Wednesday, 7 June 2023

Homily For Thursday Ninth Week in Ordinary Time Year A, 8th June, 2023



Reading: Tobit 6:9-12.7:1.9-12.16.8:1.4-9; Ps. 128; Mark12:28-34

Rev.  Fr. Emmanuel Emenike Onyia

 

WHAT DOES THE LORD REQUIRE FROM US

 

In our journey of faith we struggle with so many commitments and responsibilities. Oftentimes, we want to know which one should be our first priority. What should be the most important thing to focus our energy? What should become the foundation of all the things we need to do? In fact, we just want to know what is really required of us?

 

This is the deposition of the Scribe in our Gospel passage today, who came to Jesus and asked the same question. In response to his question which is about the greatest commandment? Jesus reminds him of the 'Shema Israel' - שְׁמַע יִשְׂרָאֵל, the prayer that they knew and recite from their earliest years.

 

In this prayer they learned that the most important thing in life is to love God with all their heart, and with all thy soul, and with all their mind. That is, with all the powers and faculties of the soul; as under the influence and guidance of the more noble faculties of the soul, the mind, the understanding, judgment, and will. Jesus then added: to love one’s neigbhour as the second priority.

 

In other words, loving God with all your heart, with all your understanding and strength, and to love your neighbour as yourself is what the Lord required of us and it is the foundation of all the things we have to do. And Jesus set as the standard of love not just by the love he was able to show, but by the depth of love which he shows by dying for us thereby calling us to do to do the same. This is possible only when we understand the true meaning of love and sacrifice and this is what is really lacking in our relationship with God and neighbours.

 

 

In fact, a critical look at what is happening in our world today, it is obvious that the world has lost the true meaning of love and sacrifice. This present generation has failed to understand the true meaning and source of love and this can be seen in the kind of fruit we bear. The fruit of love in this generation is so complicated: love has become a tool for selfishness, deception, greed, emotional and sexual satisfaction. This is because we have abandoned God who is the source and power of love and create for ourselves a mirage in the name love.

 

Dear friends, today, we are called to come back to the source of love, God himself, who teaches us that love is an attitude that seeks the good of others despite how we feel about them, he teaches us to be merciful, just as he is merciful. That love is an attitude that is sacrificial, an attitude that forgives, an attitude that accommodates, preserves, heals and builds up when every other things fails.

 

This is exactly what we see  in the lives of Tobias and Sarah in our first reading, who through prayers chose to invite God first in their relationship. This is the kind of attitude the world needs now, the attitude that comes from the pure love of God and neighbours, not the kind of selfish and humiliating can of love we see in our society today.

 

But how can humanity recover this power of love and harness it to bear more fruit in our societies where it seems as if true love exist no more?
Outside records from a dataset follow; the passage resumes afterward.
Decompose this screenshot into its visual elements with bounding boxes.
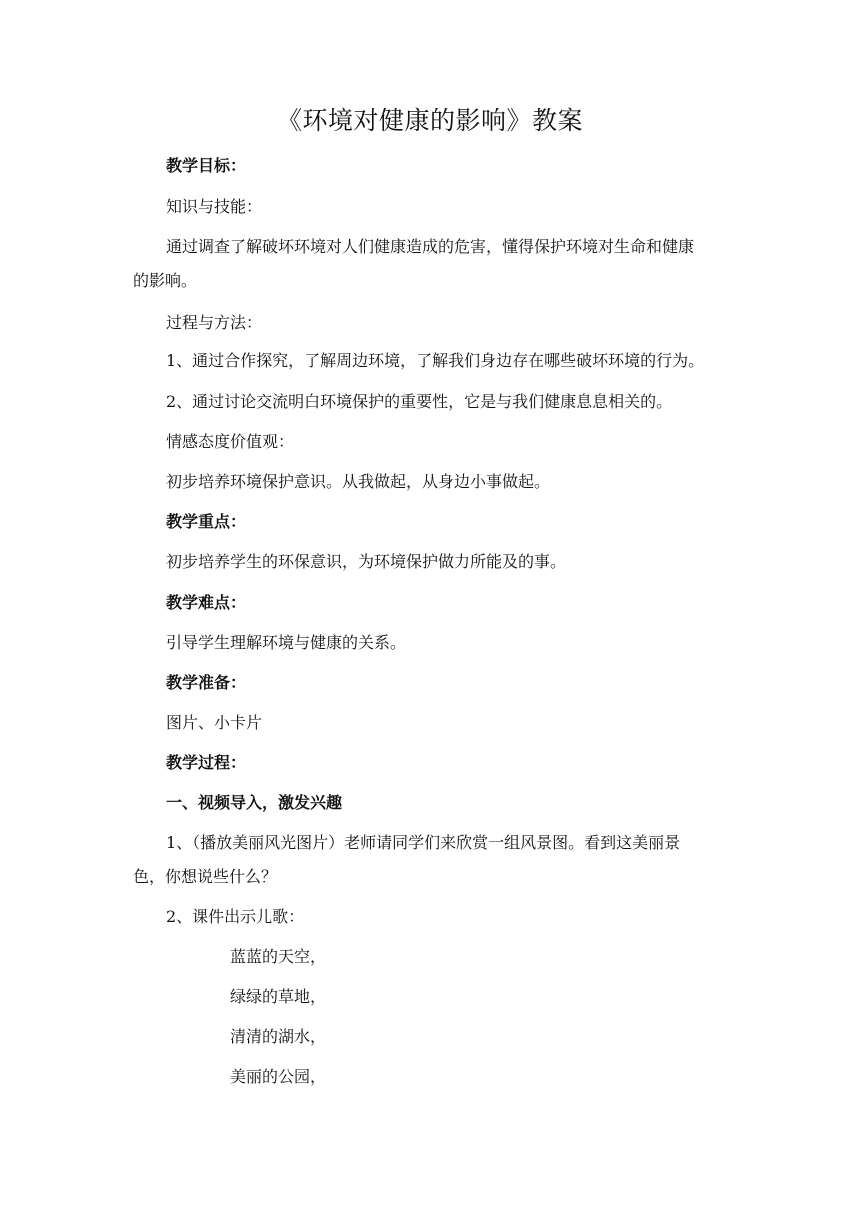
section-1-heading: 一、视频导入，激发兴趣 bbox=[166, 793, 343, 812]
knowledge-paragraph-line-1: 通过调查了解破坏环境对人们健康造成的危害，懂得保护环境对生命和健康 bbox=[166, 237, 695, 256]
document-title: 《环境对健康的影响》教案 bbox=[276, 106, 583, 135]
teaching-goals-heading: 教学目标： bbox=[166, 156, 247, 175]
process-item-1: 1、通过合作探究，了解周边环境，了解我们身边存在哪些破坏环境的行为。 bbox=[166, 351, 705, 370]
difficulties-heading: 教学难点： bbox=[166, 593, 247, 612]
attitude-values-text: 初步培养环境保护意识。从我做起，从身边小事做起。 bbox=[166, 472, 551, 491]
poem-line: 清清的湖水， bbox=[230, 1027, 327, 1046]
knowledge-skills-heading: 知识与技能： bbox=[166, 197, 263, 216]
key-points-heading: 教学重点： bbox=[166, 512, 247, 531]
poem-line: 美丽的公园， bbox=[230, 1067, 327, 1086]
step-1-line-2: 色，你想说些什么？ bbox=[133, 867, 278, 886]
step-1-line-1: 1、（播放美丽风光图片）老师请同学们来欣赏一组风景图。看到这美丽景 bbox=[166, 833, 681, 852]
key-points-text: 初步培养学生的环保意识，为环境保护做力所能及的事。 bbox=[166, 552, 567, 571]
knowledge-paragraph-line-2: 的影响。 bbox=[133, 271, 198, 290]
poem-line: 绿绿的草地， bbox=[230, 987, 327, 1006]
preparation-heading: 教学准备： bbox=[166, 673, 247, 692]
preparation-text: 图片、小卡片 bbox=[166, 713, 263, 732]
difficulties-text: 引导学生理解环境与健康的关系。 bbox=[166, 633, 407, 652]
step-2: 2、课件出示儿歌： bbox=[166, 907, 305, 926]
poem-line: 蓝蓝的天空， bbox=[230, 947, 327, 966]
attitude-values-heading: 情感态度价值观： bbox=[166, 432, 295, 451]
process-item-2: 2、通过讨论交流明白环境保护的重要性，它是与我们健康息息相关的。 bbox=[166, 392, 673, 411]
process-method-heading: 过程与方法： bbox=[166, 313, 263, 332]
teaching-process-heading: 教学过程： bbox=[166, 753, 247, 772]
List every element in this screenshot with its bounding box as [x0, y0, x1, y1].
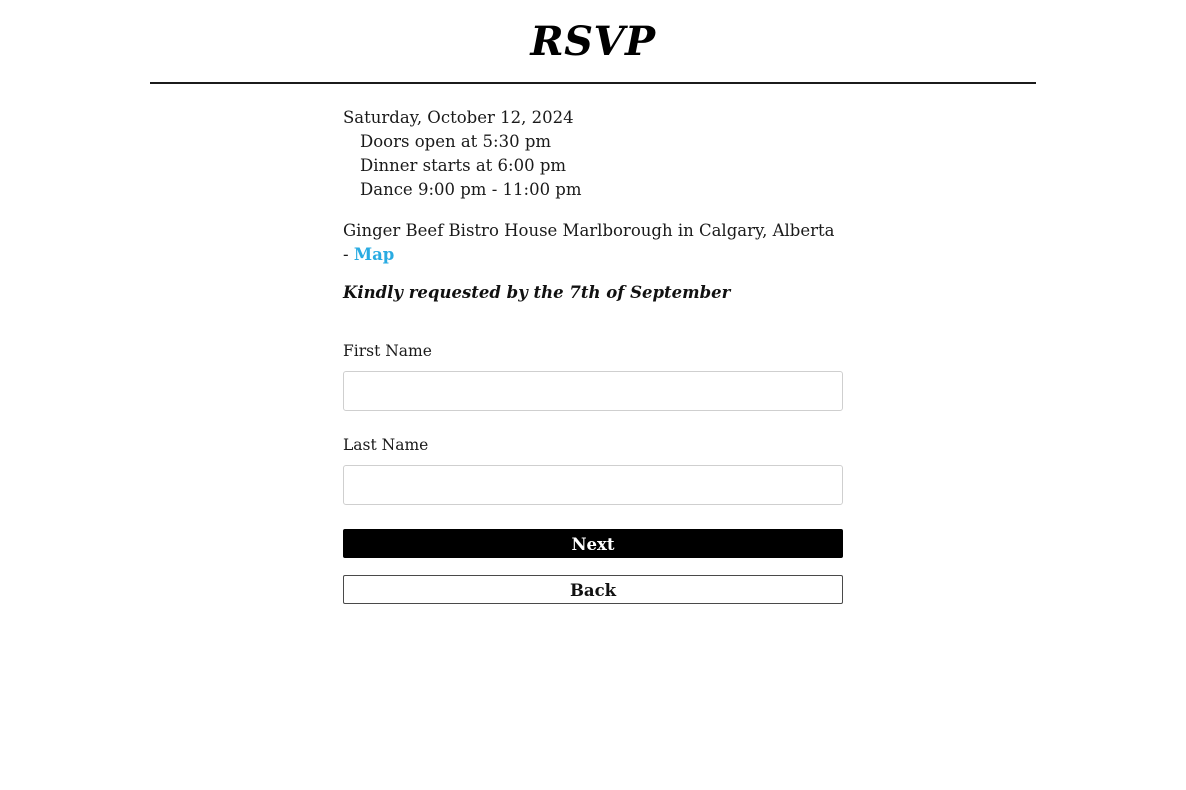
page-title: RSVP — [530, 18, 656, 65]
rsvp-form — [343, 341, 843, 604]
last-name-label: Last Name — [343, 436, 429, 454]
map-link[interactable]: Map — [353, 245, 395, 264]
last-name-field-group — [343, 435, 843, 505]
first-name-input[interactable] — [343, 371, 843, 411]
event-dance-time: Dance 9:00 pm - 11:00 pm — [360, 180, 582, 199]
rsvp-deadline: Kindly requested by the 7th of September — [343, 283, 731, 302]
back-button[interactable]: Back — [343, 575, 843, 604]
content-column — [343, 84, 843, 604]
venue-text: Ginger Beef Bistro House Marlborough in Calgary, Alberta - — [343, 221, 835, 264]
event-doors-open: Doors open at 5:30 pm — [360, 132, 552, 151]
page-header — [0, 0, 1186, 66]
first-name-field-group — [343, 341, 843, 411]
first-name-label: First Name — [343, 342, 432, 360]
venue-line — [343, 219, 843, 267]
event-date: Saturday, October 12, 2024 — [343, 108, 574, 127]
next-button[interactable]: Next — [343, 529, 843, 558]
last-name-input[interactable] — [343, 465, 843, 505]
event-dinner-start: Dinner starts at 6:00 pm — [360, 156, 567, 175]
event-details — [343, 106, 843, 202]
This is possible when we realize that we are products of love and are called to live out our essence, which is to love. Therefore, we can make our choice today to renew our commitment to keeping these two commandments and to reflect on how best we can put them together for our own good and the good of humanity. Remember, in you resides that love that is lacking in others.

 

LET US PRAY: Lord God, in you is the fullness of love, grant that we may remain steadfast in faith by truly loving you and our neighbours and so conquer the world full of hatred, self-centeredness, greed and corruption, we ask this through Christ our Lord. Amen. Do have a fruitful day.